Coïncidence ou réelle « vague » cinématographique venue du Nord, la question reste ouverte...



L’ETE DERNIER A FALKENBERG

Lauréat du Prix du Meilleur Film, citons tout d’abord Falkenberg Farewell (Farväl Falkenberg) de Jesper Ganslant, jeune réalisateur audoditacte, lui-même natif de cette petite ville de la côte Est suédoise. Outre l’utilisation d’images d’archives familiales tournées en Super8, ce n’est donc pas par hasard si l’essence même du film se veut pour beaucoup autobiographique. Ne serait-ce qu’en ce qui concerne l’équipe du film, l’univers intime de Ganslant est intimement liée à la réalisation de sa première fiction filmique. Les quatre jeunes hommes composant la fratrie d’amis évoluant à l’écran ne sont autres que ses meilleurs amis : David (Johson), Holger (Eriksson), Jörgen (Svensson) et John (Axel Eriksson). Seule figure féminine s’immisçant entre les membres de cette tribu d’adulescents : Falkenberg. Bourgade paisible, ville fantôme.

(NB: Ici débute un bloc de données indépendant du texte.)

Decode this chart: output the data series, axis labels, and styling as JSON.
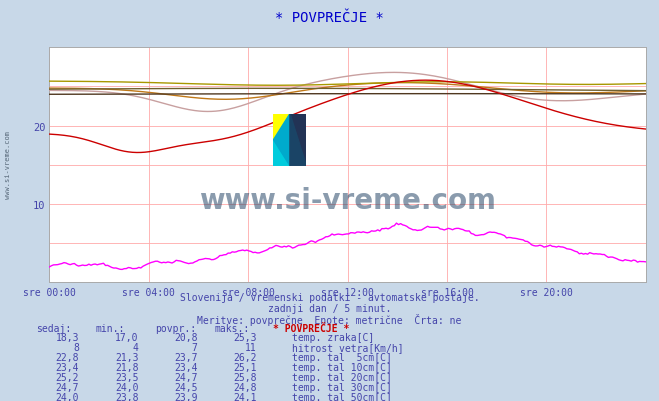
{
  "title": "* POVPREČJE *",
  "background_color": "#c8d8e8",
  "plot_bg_color": "#ffffff",
  "grid_color": "#ffaaaa",
  "xlabel_color": "#4444aa",
  "title_color": "#0000cc",
  "subtitle_lines": [
    "Slovenija / vremenski podatki - avtomatske postaje.",
    "zadnji dan / 5 minut.",
    "Meritve: povprečne  Enote: metrične  Črta: ne"
  ],
  "xtick_labels": [
    "sre 00:00",
    "sre 04:00",
    "sre 08:00",
    "sre 12:00",
    "sre 16:00",
    "sre 20:00"
  ],
  "ylim": [
    0,
    30
  ],
  "series_colors": {
    "temp_zraka": "#cc0000",
    "hitrost_vetra": "#ff00ff",
    "temp_tal_5cm": "#c8a0a0",
    "temp_tal_10cm": "#c07818",
    "temp_tal_20cm": "#a89800",
    "temp_tal_30cm": "#706030",
    "temp_tal_50cm": "#503820"
  },
  "legend_data": [
    {
      "sedaj": "18,3",
      "min": "17,0",
      "povpr": "20,8",
      "maks": "25,3",
      "color": "#cc0000",
      "label": "temp. zraka[C]"
    },
    {
      "sedaj": "8",
      "min": "4",
      "povpr": "7",
      "maks": "11",
      "color": "#ff00ff",
      "label": "hitrost vetra[Km/h]"
    },
    {
      "sedaj": "22,8",
      "min": "21,3",
      "povpr": "23,7",
      "maks": "26,2",
      "color": "#c8a0a0",
      "label": "temp. tal  5cm[C]"
    },
    {
      "sedaj": "23,4",
      "min": "21,8",
      "povpr": "23,4",
      "maks": "25,1",
      "color": "#c07818",
      "label": "temp. tal 10cm[C]"
    },
    {
      "sedaj": "25,2",
      "min": "23,5",
      "povpr": "24,7",
      "maks": "25,8",
      "color": "#a89800",
      "label": "temp. tal 20cm[C]"
    },
    {
      "sedaj": "24,7",
      "min": "24,0",
      "povpr": "24,5",
      "maks": "24,8",
      "color": "#706030",
      "label": "temp. tal 30cm[C]"
    },
    {
      "sedaj": "24,0",
      "min": "23,8",
      "povpr": "23,9",
      "maks": "24,1",
      "color": "#503820",
      "label": "temp. tal 50cm[C]"
    }
  ],
  "watermark": "www.si-vreme.com",
  "watermark_color": "#2a4a6a",
  "left_text": "www.si-vreme.com"
}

Leur ville natale à tous. Ses parkings vides ayant sans doute accueilli leurs premières cuites, ses arbres, hébergé leurs cabanes de fortune, son herbe grasse et verte foulée par leurs corps à présent tatoués, souvent dénudés, voire impudiquement nus. Cela, au gré d’un étrange état d’apesanteur lumineuse très justement transmis par la bande sonore du film, et notamment les compositions « sigur rossiennes » d’Erik Enockosson. Eté après été, leur peau s’est dorée sous les embruns marins de Falkenberg, leurs cheveux en batailles baignés de sa lumière poudreuse. Un paradis fragile, ne tenant plus qu’au fil de leur rêve éveillé. Paradis (presque) perdu, tout âge d’or ayant une fin. Face à cette fatalité, - leur tout dernier été à Falkenberg -, l’ultime jeu pour David et sa fratrie, 20 ans et des poussières, semble justement de vouloir croire au contraire. Coûte que coûte, faire perdurer ce passé édénique. Pari risqué, lorsque les sirènes de Göteborg se font d’autant plus pressantes qu’il n’y plus rien à y faire, à Falkenberg. Si ce n’est jouir avec désinvolture des derniers jours de l’été indien, se rouler dans l’herbe, en fumer aussi. Ou encore s’approcher le plus près possible de ces chevaux sauvages comme tout droit évadés de Sciuscià de Vittorio de Sica. Si ce n’est enfin rejouer sans fin cette enfance dont ils sont tous apatrides. A plusieurs reprises, la voix-off émergeant du journal intime de David - ce fil rouge narratif déroulé sobrement au fil des ‘épisodes’ constituant la structure du film - évoque d’ailleurs cet « exil de la naissance », cet état de réfugiés que nous éprouverions tous face au passé.